Latest Trends - Transformer-Based Detectors and Foundation Models
Since 2020, Vision Transformer introduction has changed the object detection paradigm. Anchor-free, NMS-free detectors and large-scale pretrained model utilization are becoming mainstream.
DETR (Detection Transformer, 2020): Facebook's Transformer-based detector formulating object detection as a set prediction problem. Eliminates NMS (Non-Maximum Suppression), enabling end-to-end training.
Architecture: CNN Backbone → Transformer Encoder → Transformer Decoder → Prediction Head. Decoder's Object Queries (learnable queries) correspond to each object, matched to ground truth via Hungarian matching.
DINO (2022): DETR improvement combining Deformable Attention with contrastive learning, achieving mAP 63.3% on COCO. Significantly surpasses Faster R-CNN, establishing Transformer-based detector superiority.
RT-DETR (2023): Real-time DETR achieving YOLO-equivalent speed (100+ FPS) with DETR-level accuracy. NMS-free design simplifies post-processing and eases deployment.

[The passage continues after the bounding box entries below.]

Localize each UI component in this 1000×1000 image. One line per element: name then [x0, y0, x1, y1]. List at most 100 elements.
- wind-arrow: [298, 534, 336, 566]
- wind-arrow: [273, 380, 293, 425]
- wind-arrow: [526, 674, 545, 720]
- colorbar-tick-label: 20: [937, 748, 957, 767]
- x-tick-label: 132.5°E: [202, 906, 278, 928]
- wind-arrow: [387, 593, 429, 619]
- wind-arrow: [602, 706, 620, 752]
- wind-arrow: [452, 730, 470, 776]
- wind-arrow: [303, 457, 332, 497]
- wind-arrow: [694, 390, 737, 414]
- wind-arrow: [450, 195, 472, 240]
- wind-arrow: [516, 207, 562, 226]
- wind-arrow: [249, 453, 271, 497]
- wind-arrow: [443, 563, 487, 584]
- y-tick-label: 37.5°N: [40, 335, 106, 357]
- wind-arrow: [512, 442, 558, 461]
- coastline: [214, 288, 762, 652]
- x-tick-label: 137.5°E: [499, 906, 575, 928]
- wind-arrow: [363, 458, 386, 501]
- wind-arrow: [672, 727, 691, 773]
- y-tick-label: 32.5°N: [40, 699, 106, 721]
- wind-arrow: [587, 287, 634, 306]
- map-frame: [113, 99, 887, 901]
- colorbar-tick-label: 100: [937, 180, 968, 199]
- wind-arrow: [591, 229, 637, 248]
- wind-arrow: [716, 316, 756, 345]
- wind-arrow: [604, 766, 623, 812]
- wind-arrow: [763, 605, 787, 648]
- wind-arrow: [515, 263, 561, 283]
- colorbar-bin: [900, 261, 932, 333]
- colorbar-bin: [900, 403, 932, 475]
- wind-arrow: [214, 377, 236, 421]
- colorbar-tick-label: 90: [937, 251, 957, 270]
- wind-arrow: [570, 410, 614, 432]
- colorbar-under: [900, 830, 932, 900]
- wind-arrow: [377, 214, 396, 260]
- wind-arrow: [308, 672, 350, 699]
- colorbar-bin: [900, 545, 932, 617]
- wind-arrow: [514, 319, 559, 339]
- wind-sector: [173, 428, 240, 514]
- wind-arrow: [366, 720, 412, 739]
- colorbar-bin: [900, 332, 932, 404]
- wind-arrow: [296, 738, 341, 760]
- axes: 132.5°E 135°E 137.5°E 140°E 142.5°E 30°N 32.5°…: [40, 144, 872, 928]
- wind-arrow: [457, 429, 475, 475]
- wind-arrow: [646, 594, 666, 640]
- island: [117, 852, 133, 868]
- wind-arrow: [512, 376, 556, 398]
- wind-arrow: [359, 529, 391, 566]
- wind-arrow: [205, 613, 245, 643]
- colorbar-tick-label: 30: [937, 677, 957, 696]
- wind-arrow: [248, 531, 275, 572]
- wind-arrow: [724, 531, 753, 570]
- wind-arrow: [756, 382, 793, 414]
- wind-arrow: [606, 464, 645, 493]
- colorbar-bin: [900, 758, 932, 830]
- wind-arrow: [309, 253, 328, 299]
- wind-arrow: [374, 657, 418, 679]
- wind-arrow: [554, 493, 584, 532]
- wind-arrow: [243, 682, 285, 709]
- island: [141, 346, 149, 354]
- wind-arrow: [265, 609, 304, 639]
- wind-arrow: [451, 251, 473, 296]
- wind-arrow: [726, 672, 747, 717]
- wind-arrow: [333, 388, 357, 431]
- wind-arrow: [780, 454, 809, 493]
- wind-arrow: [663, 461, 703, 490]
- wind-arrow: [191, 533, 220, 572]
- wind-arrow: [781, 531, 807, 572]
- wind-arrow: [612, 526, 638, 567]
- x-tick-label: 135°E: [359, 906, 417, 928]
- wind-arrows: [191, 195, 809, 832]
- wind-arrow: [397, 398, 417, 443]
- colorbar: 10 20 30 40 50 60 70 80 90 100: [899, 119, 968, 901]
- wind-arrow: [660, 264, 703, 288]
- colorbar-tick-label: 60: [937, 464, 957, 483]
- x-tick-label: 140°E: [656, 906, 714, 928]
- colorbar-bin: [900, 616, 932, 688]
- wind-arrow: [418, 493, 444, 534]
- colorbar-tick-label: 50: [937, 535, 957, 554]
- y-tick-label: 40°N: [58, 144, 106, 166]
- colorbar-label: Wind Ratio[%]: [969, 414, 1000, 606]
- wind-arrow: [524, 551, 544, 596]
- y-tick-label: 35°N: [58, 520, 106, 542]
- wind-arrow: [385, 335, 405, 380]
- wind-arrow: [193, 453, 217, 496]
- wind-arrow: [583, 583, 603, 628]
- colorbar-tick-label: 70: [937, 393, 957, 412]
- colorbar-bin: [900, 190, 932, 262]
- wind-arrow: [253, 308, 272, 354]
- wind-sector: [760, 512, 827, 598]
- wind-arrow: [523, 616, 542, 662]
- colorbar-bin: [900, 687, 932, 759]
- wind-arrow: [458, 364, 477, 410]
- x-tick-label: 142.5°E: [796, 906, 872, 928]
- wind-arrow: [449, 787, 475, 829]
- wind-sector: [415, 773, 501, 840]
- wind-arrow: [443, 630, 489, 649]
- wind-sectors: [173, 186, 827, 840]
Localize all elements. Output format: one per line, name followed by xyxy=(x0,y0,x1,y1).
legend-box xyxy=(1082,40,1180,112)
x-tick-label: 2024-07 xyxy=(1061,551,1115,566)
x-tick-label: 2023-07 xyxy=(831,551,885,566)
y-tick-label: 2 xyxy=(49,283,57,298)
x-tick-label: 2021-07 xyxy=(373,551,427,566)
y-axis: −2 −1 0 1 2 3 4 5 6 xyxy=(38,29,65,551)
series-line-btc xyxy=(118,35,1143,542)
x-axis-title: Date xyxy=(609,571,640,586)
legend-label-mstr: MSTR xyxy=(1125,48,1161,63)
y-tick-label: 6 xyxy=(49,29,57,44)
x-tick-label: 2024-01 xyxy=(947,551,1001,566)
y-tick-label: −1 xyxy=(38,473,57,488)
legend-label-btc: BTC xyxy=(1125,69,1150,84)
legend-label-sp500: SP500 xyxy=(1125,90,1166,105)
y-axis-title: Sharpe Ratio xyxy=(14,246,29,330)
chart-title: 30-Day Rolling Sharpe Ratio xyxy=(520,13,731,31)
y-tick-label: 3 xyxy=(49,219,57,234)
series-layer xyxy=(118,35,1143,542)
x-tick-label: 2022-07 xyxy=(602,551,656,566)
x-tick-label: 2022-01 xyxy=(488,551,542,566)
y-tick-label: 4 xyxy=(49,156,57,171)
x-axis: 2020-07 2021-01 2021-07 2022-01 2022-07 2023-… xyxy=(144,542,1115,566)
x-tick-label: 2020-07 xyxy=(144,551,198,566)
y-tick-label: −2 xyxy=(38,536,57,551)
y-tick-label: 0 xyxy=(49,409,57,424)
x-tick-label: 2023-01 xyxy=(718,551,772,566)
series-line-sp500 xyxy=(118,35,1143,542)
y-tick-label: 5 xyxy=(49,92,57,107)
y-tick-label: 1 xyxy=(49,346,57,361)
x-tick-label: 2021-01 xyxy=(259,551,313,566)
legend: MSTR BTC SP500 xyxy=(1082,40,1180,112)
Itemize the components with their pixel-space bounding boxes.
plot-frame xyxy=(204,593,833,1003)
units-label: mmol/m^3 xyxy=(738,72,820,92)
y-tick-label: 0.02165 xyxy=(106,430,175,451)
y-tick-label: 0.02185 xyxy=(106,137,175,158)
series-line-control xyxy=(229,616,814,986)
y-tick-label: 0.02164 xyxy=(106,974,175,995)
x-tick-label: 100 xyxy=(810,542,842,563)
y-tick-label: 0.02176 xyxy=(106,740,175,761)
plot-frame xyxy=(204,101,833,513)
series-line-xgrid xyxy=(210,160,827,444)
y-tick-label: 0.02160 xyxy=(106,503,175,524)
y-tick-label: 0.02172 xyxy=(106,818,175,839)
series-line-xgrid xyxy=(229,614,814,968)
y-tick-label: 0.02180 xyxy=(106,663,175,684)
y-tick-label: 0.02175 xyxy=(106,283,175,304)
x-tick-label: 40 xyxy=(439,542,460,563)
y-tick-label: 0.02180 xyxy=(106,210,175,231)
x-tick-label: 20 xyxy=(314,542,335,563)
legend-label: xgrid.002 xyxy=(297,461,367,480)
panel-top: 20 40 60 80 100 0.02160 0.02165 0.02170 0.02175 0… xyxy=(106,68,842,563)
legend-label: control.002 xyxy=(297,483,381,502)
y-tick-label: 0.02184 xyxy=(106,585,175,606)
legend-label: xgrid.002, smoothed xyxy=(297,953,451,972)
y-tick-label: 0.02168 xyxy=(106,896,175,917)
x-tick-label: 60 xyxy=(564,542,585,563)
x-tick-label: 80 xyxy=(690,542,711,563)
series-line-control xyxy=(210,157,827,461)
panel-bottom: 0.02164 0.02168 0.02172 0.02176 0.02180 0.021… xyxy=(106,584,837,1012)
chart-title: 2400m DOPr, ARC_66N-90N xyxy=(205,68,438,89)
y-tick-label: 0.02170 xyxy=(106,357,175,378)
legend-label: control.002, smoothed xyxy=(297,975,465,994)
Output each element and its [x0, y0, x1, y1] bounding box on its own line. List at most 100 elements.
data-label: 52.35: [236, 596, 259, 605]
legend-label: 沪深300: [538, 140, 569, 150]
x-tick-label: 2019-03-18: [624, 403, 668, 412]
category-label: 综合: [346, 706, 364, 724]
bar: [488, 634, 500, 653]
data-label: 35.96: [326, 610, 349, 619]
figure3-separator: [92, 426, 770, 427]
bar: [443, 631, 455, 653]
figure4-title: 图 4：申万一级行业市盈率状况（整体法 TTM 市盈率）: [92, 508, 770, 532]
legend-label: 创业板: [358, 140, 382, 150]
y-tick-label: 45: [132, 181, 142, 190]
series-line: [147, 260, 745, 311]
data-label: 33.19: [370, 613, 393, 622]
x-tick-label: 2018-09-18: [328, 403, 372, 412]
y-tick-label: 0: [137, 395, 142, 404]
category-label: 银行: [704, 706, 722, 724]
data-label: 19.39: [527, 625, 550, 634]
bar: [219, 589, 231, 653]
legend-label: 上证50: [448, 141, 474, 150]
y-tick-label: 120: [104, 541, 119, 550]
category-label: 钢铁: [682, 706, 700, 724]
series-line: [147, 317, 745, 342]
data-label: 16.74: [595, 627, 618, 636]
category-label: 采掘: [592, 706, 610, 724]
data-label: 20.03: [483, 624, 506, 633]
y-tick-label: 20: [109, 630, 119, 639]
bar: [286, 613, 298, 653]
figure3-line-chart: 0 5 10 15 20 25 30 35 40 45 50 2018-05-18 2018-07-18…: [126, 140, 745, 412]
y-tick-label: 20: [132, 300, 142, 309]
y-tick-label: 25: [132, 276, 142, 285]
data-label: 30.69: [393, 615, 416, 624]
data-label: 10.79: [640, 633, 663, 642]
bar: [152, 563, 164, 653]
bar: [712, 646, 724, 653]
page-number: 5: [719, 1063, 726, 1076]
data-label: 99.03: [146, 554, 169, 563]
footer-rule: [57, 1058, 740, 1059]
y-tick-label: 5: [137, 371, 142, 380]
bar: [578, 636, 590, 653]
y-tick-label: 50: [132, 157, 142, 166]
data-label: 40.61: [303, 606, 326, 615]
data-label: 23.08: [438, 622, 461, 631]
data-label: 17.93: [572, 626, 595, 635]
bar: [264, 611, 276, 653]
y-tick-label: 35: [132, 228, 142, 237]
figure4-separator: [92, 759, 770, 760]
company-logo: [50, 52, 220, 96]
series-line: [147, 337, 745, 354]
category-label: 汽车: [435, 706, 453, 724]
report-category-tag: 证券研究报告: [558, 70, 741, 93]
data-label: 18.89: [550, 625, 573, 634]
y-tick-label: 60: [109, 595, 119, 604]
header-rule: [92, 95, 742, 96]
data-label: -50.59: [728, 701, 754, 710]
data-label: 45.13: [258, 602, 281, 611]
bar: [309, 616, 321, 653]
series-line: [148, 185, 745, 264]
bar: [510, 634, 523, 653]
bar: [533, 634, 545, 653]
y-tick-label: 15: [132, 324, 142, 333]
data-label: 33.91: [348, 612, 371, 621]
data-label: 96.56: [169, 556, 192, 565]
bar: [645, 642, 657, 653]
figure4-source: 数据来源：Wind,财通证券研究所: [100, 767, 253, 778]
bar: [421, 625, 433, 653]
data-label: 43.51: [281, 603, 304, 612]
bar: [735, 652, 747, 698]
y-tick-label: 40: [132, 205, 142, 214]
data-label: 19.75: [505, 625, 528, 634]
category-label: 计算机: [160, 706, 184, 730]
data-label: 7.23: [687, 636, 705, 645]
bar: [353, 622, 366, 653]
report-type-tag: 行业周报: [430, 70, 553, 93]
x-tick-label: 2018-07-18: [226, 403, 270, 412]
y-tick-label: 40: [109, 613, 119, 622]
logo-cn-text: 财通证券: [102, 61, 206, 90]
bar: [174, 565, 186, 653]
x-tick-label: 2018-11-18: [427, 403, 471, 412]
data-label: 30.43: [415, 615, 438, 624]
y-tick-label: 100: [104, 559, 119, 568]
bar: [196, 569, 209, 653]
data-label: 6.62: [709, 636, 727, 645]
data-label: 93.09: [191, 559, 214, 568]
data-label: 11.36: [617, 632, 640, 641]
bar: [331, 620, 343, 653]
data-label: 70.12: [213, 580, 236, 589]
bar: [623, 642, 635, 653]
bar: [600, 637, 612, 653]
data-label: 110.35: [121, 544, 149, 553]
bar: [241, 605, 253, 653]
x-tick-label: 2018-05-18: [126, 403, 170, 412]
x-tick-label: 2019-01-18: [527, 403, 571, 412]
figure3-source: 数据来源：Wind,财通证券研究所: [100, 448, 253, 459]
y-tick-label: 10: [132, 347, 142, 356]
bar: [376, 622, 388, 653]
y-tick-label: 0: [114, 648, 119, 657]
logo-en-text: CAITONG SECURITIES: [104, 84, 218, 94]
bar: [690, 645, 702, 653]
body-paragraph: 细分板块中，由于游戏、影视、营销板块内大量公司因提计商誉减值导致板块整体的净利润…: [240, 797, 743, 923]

Grounding DINO (2023): Open-vocabulary detector specifying detection targets via text prompts. Detects categories not previously trained like "red car" or "person wearing glasses." Combined with SAM enables text-directed segmentation.
YOLO-World (2024): Adds open-vocabulary capability to YOLO for real-time text-specified detection. Not limited to predefined classes; arbitrary text specifies detection targets.
Foundation model utilization: Using large-scale pretrained models (DINOv2, SAM, CLIP) as feature extractors with fine-tuning on small task-specific datasets is becoming the mainstream approach.
Practical Selection Criteria and Deployment Strategy
Object detection model selection depends on accuracy requirements, speed requirements, deployment environment, and data volume. Practical decision criteria and deployment optimization techniques are explained.
Recommended models by use case:
- Autonomous driving: YOLOv8/YOLO11 (real-time mandatory, 30+ FPS)
- Surveillance cameras: YOLOv8m (accuracy-speed balance)
- Medical imaging: Faster R-CNN / DINO (accuracy priority, no speed constraint)
- Retail (inventory): EfficientDet (edge device inference)
- Drone footage: YOLOv8s (lightweight, edge inference)
- Open vocabulary: Grounding DINO / YOLO-World
Deployment optimization:
- Quantization (INT8): FP32 → INT8 for 2-4x inference speedup, 1-2% mAP accuracy loss
- TensorRT: NVIDIA GPU optimization for 2-3x acceleration
- ONNX Runtime: Cross-platform inference engine
- OpenVINO: Intel CPU/GPU optimization
- CoreML: Apple device optimization (iPhone, Mac)
Edge device inference: Model lightweighting is essential for Jetson Nano/Xavier, Raspberry Pi, and smartphone inference. YOLOv8n (1.9M parameters) achieves 25 FPS on Jetson Nano and 60 FPS on iPhone 15 Pro.
Custom data training: Training object detection on custom datasets requires minimum 300-500 annotated images. Transfer learning (fine-tuning from COCO pretrained models) enables high-accuracy models from small datasets. Roboflow, CVAT, and Label Studio are widely used annotation tools.